Re: Clark Ashton Smith And The King James Bible
Posted by:
calonlan (IP Logged)
Date: 26 January, 2010 01:02PM
Ashton was well-read in the KJV, and a great admirer -
We often joked about the Book of Mormon as an obvious faux attempt to imitate the late and splendidly memorable writing in the KJV - He of course had early introductions through both his Mother, and the public school of those days - plus, he was avid about checking footnotes, particularly in Shakespeare, Milton, Spenser et al - since they are rife with biblical references - although Chaucer and Shakespeare pre-date the KJV - it should be noted that Shakespeare would have had a strong intro to Latin as a schoolboy of 5 years of age, and while all serious readers (and the translators themselves) were well grounded in Latin, they deliberately chose to write in an elevated style as appropriate to the subject matter, and not in the common speech of the early 1600's.
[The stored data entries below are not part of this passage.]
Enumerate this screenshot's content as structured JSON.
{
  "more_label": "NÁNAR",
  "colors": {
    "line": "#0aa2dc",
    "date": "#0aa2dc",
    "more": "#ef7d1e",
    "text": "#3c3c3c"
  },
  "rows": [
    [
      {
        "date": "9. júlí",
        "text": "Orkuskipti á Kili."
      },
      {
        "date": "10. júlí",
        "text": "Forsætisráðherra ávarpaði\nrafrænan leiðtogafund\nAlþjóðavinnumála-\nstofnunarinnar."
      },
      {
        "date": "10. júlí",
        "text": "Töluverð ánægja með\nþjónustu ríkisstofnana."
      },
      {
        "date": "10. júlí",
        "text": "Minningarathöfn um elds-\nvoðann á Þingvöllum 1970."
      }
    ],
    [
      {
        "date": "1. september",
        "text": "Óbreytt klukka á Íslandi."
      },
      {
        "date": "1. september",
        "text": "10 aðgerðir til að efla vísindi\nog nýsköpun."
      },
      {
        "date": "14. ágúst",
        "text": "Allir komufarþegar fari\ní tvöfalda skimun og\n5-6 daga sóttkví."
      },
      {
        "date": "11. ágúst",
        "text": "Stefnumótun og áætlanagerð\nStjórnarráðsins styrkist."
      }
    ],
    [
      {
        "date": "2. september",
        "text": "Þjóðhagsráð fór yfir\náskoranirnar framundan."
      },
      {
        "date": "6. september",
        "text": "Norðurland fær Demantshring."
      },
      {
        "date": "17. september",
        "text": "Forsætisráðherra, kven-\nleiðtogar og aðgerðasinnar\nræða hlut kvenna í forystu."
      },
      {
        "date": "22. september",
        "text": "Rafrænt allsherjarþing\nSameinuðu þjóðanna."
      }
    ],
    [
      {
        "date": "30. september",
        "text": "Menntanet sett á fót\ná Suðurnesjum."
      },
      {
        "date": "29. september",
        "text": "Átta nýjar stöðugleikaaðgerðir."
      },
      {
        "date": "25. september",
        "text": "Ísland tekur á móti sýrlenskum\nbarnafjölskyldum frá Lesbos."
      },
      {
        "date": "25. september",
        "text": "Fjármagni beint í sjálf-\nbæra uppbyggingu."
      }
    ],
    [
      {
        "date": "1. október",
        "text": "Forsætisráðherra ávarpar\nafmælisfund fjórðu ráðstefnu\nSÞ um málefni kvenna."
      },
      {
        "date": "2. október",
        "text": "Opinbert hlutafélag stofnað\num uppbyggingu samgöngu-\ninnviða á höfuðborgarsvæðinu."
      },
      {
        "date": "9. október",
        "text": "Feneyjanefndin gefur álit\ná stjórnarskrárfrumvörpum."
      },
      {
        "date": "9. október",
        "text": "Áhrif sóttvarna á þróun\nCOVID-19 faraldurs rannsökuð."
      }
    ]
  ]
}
Example: "...faith is the substance of things hoped for..." the Greek is "Hypostasis" - substance is the Latin wherein prefix and root have the same meaning - that is, "the thing standing below,or underneath" - the earliest know etymology of this is that of a signature at the bottom of a deed, validating ownership - not "raw material". The Hernia edition of the old Webster's often had information at that level.